When top recruits pick a school like NU, Farrell said, winning is crucial. Robinson transferred to Kentucky, which has won 13 games — including two bowls — in the last two years.

“Lincoln’s a great place, tremendous fans,” Farrell said. “If you’re a Southern kid, you’ll get used to the winter, and if you’re a Midwestern kid, you’ll understand it. But it’s not as much fun when you’re losing. That’s when the winter becomes longer and gets drearier. You see other people playing in big games that you knew and competed against, and you start to have a little bit of regret — ‘Here I am with a struggling football team.’”

Losing. A muddled or undesired role in an offense lacking all the pieces needed to run as Frost wanted. COVID-19. The ease of entering and leaving the transfer portal. These forces currently work against a Husker program trying in Year Four of the Frost era to regain its footing in the Big Ten.

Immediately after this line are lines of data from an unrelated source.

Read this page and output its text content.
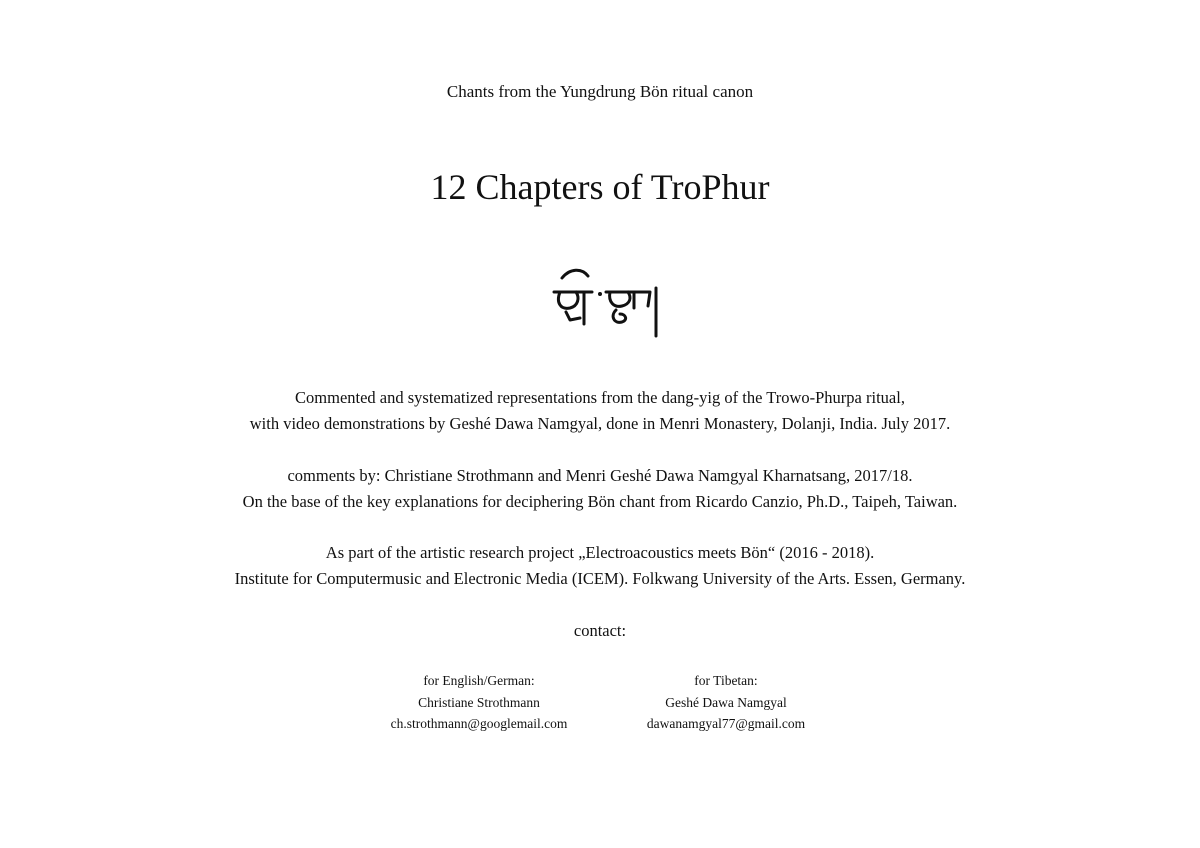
Chants from the Yungdrung Bön ritual canon
12 Chapters of TroPhur
Commented and systematized representations from the dang-yig of the Trowo-Phurpa ritual,
with video demonstrations by Geshé Dawa Namgyal, done in Menri Monastery, Dolanji, India. July 2017.
comments by: Christiane Strothmann and Menri Geshé Dawa Namgyal Kharnatsang, 2017/18.
On the base of the key explanations for deciphering Bön chant from Ricardo Canzio, Ph.D., Taipeh, Taiwan.
As part of the artistic research project „Electroacoustics meets Bön“ (2016 - 2018).
Institute for Computermusic and Electronic Media (ICEM). Folkwang University of the Arts. Essen, Germany.
contact:
for English/German:
Christiane Strothmann
ch.strothmann@googlemail.com
for Tibetan:
Geshé Dawa Namgyal
dawanamgyal77@gmail.com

Frost told reporters Jan. 22 that aside from keeping a few scholarships open to hunt the transfer portal himself, he’s not going to change his approach or philosophy because of the portal.

“I start treating kids differently, I’m not doing my job as a football coach,” Frost said. He touted the excitement of his team meeting room when players — minus Robinson and McCaffrey — reconvened in mid-January. He said he's never felt better and expects the team to contend for the Big Ten West title.

“In a perfect world, we have 150 kids who are so sold-out to win and help their teammates and be a good teammate that I don’t have to worry about it,” Frost said. “In a lot of cases, when we get to the point where there’s nobody on my roster that I have to worry about keeping happy or they might leave, we’re going to be a better football team.”

On Thursday, many remaining Husker players — including All Big-Ten cornerback Cam Taylor-Britt and starting offensive linemen Cam Jurgens, Ethan Piper and Bryce Benhart — took to Twitter with messages of unity and excitement for the future, a show of solidarity in the face of departing players and general criticism. 

Farrell anticipates this new, complex dance between coaches and their own players is here to stay.

“Now you’ve got to re-recruit the kids who are already on your own campus,” Farrell said. “That’s going to be a huge challenge for coaches who don’t love to recruit. There’s a balance between, ‘I’m the coach and you’re the kid,’ and ‘I’m the recruiter and you’re the kid I want to keep.’ That’s going to be extremely difficult for a lot of schools to juggle.”